I stared at the pickle slices floating brightly with the fish, some of them sinking and twirling. They bounced slowly over the bright pink and blue rocks below. The orange-striped fish had all flashed about the tank as I had been pouring, but they, too, now moved slowly. They leaned a little to one side as they swam, and several rested on the rocks. Others stretched their long, see-through cartilage mouths at the surface every few moments and sucked for air. Their side fins rippled as delicately as fine lace.

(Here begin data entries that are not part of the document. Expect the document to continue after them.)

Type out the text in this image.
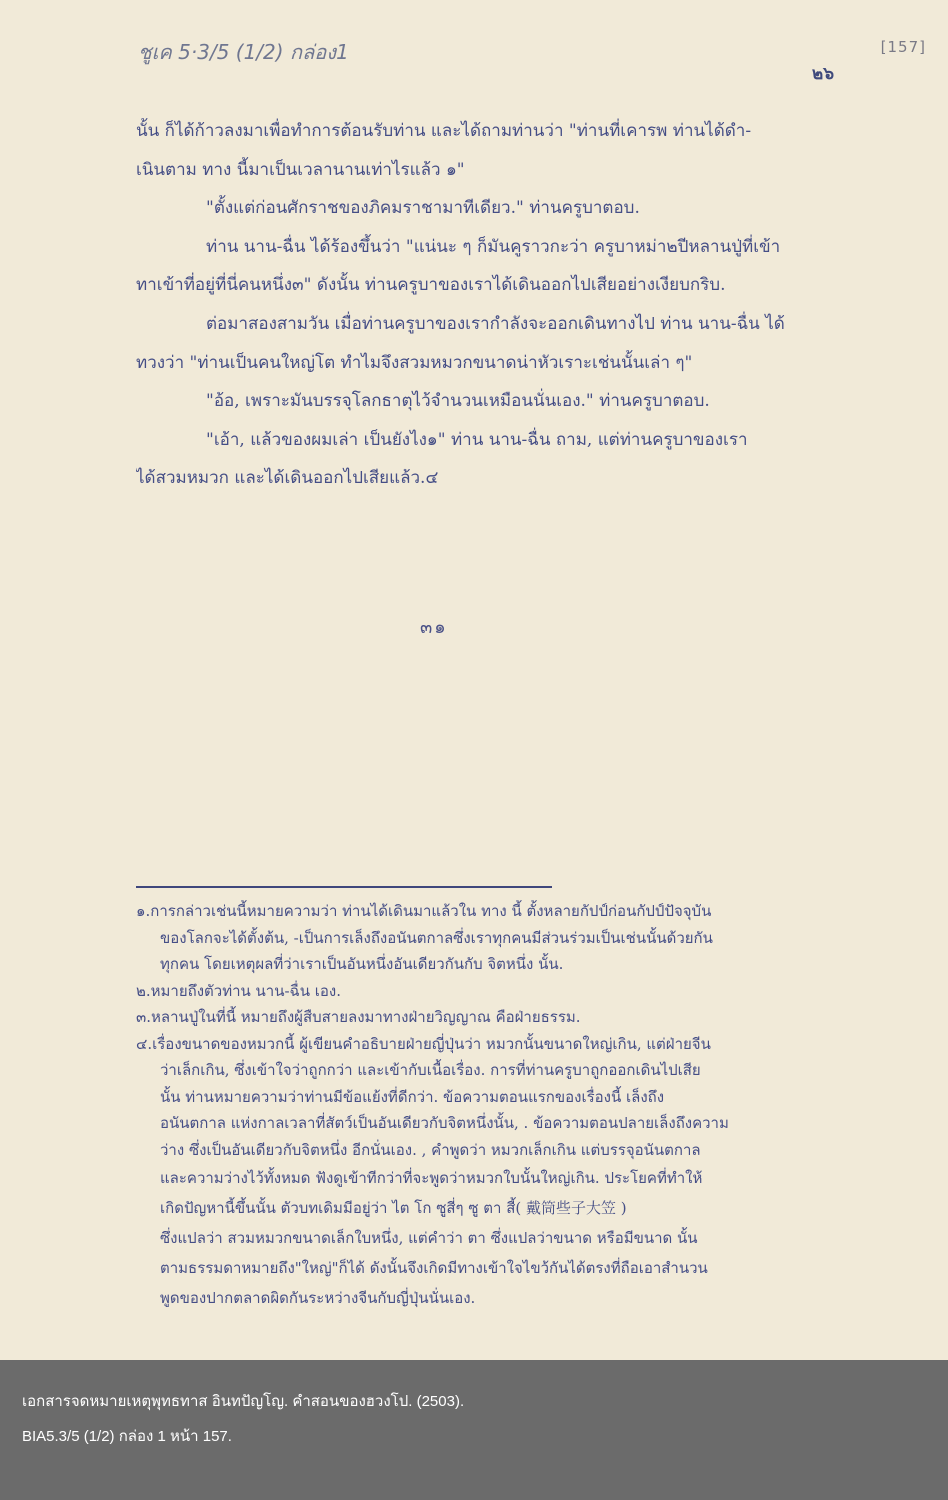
ชูเค 5·3/5 (1/2) กล่อง1	[157]
๒๖

นั้น ก็ได้ก้าวลงมาเพื่อทำการต้อนรับท่าน และได้ถามท่านว่า "ท่านที่เคารพ ท่านได้ดำ-

เนินตาม ทาง นี้มาเป็นเวลานานเท่าไรแล้ว ๑"

"ตั้งแต่ก่อนศักราชของภิคมราชามาทีเดียว." ท่านครูบาตอบ.

ท่าน นาน-ฉื่น ได้ร้องขึ้นว่า "แน่นะ ๆ ก็มันคูราวกะว่า ครูบาหม่า๒ปีหลานปู่ที่เข้า

ทาเข้าที่อยู่ที่นี่คนหนึ่ง๓" ดังนั้น ท่านครูบาของเราได้เดินออกไปเสียอย่างเงียบกริบ.

ต่อมาสองสามวัน เมื่อท่านครูบาของเรากำลังจะออกเดินทางไป ท่าน นาน-ฉื่น ได้

ทวงว่า "ท่านเป็นคนใหญ่โต ทำไมจึงสวมหมวกขนาดน่าหัวเราะเช่นนั้นเล่า ๆ"

"อ้อ, เพราะมันบรรจุโลกธาตุไว้จำนวนเหมือนนั่นเอง." ท่านครูบาตอบ.

"เอ้า, แล้วของผมเล่า เป็นยังไง๑" ท่าน นาน-ฉื่น ถาม, แต่ท่านครูบาของเรา

ได้สวมหมวก และได้เดินออกไปเสียแล้ว.๔

๓๑

๑.การกล่าวเช่นนี้หมายความว่า ท่านได้เดินมาแล้วใน ทาง นี้ ตั้งหลายกัปป์ก่อนกัปป์ปัจจุบัน

ของโลกจะได้ตั้งต้น, -เป็นการเล็งถึงอนันตกาลซึ่งเราทุกคนมีส่วนร่วมเป็นเช่นนั้นด้วยกัน

ทุกคน โดยเหตุผลที่ว่าเราเป็นอันหนึ่งอันเดียวกันกับ จิตหนึ่ง นั้น.

๒.หมายถึงตัวท่าน นาน-ฉื่น เอง.

๓.หลานปู่ในที่นี้ หมายถึงผู้สืบสายลงมาทางฝ่ายวิญญาณ คือฝ่ายธรรม.

๔.เรื่องขนาดของหมวกนี้ ผู้เขียนคำอธิบายฝ่ายญี่ปุ่นว่า หมวกนั้นขนาดใหญ่เกิน, แต่ฝ่ายจีน

ว่าเล็กเกิน, ซึ่งเข้าใจว่าถูกกว่า และเข้ากับเนื้อเรื่อง. การที่ท่านครูบาถูกออกเดินไปเสีย

นั้น ท่านหมายความว่าท่านมีข้อแย้งที่ดีกว่า. ข้อความตอนแรกของเรื่องนี้ เล็งถึง

อนันตกาล แห่งกาลเวลาที่สัตว์เป็นอันเดียวกับจิตหนึ่งนั้น, . ข้อความตอนปลายเล็งถึงความ

ว่าง ซึ่งเป็นอันเดียวกับจิตหนึ่ง อีกนั่นเอง. , คำพูดว่า หมวกเล็กเกิน แต่บรรจุอนันตกาล

และความว่างไว้ทั้งหมด ฟังดูเข้าทีกว่าที่จะพูดว่าหมวกใบนั้นใหญ่เกิน. ประโยคที่ทำให้

เกิดปัญหานี้ขึ้นนั้น ตัวบทเดิมมีอยู่ว่า ไต โก ซูสี่ๆ ซู ตา สี้( 戴筒些子大笠 )

ซึ่งแปลว่า สวมหมวกขนาดเล็กใบหนึ่ง, แต่คำว่า ตา ซึ่งแปลว่าขนาด หรือมีขนาด นั้น

ตามธรรมดาหมายถึง"ใหญ่"ก็ได้ ดังนั้นจึงเกิดมีทางเข้าใจไขว้กันได้ตรงที่ถือเอาสำนวน

พูดของปากตลาดผิดกันระหว่างจีนกับญี่ปุ่นนั่นเอง.

เอกสารจดหมายเหตุพุทธทาส อินทปัญโญ. คำสอนของฮวงโป. (2503).

BIA5.3/5 (1/2) กล่อง 1 หน้า 157.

When the pickle slices had settled more, they rocked like sleeping fish just above the pink and blue gravel, and the real fish rocked silently beside them, as if in gentle groves of eelgrass and sunken lily pads. The image was beautiful, and in that moment of beauty I strained forward.
I pressed my hands and face close to the glass and gazed into the mute black core of one of those silvery eyes. I felt as if I, too, were floating, gently rocking, oddly out of place, and in that flicker of a moment I caught myself feeling the rocking and, perceiving myself perceiving, realized that I was I. This distracted me; then I forgot what had distracted me, lost interest in the fish, and, after slapping my feet across the linoleum of the kitchen floor, passed again into the soft, dark rain.
Three years later, after my mother and I had moved down to California, I was given a fish tank of my own and decided to become an ichthyologist. My parents had separated, of course, startled nearly as much by what I had done as by what they themselves had been doing all along. Any connection between my vandalism and their nighttime exchanges was completely mysterious to them.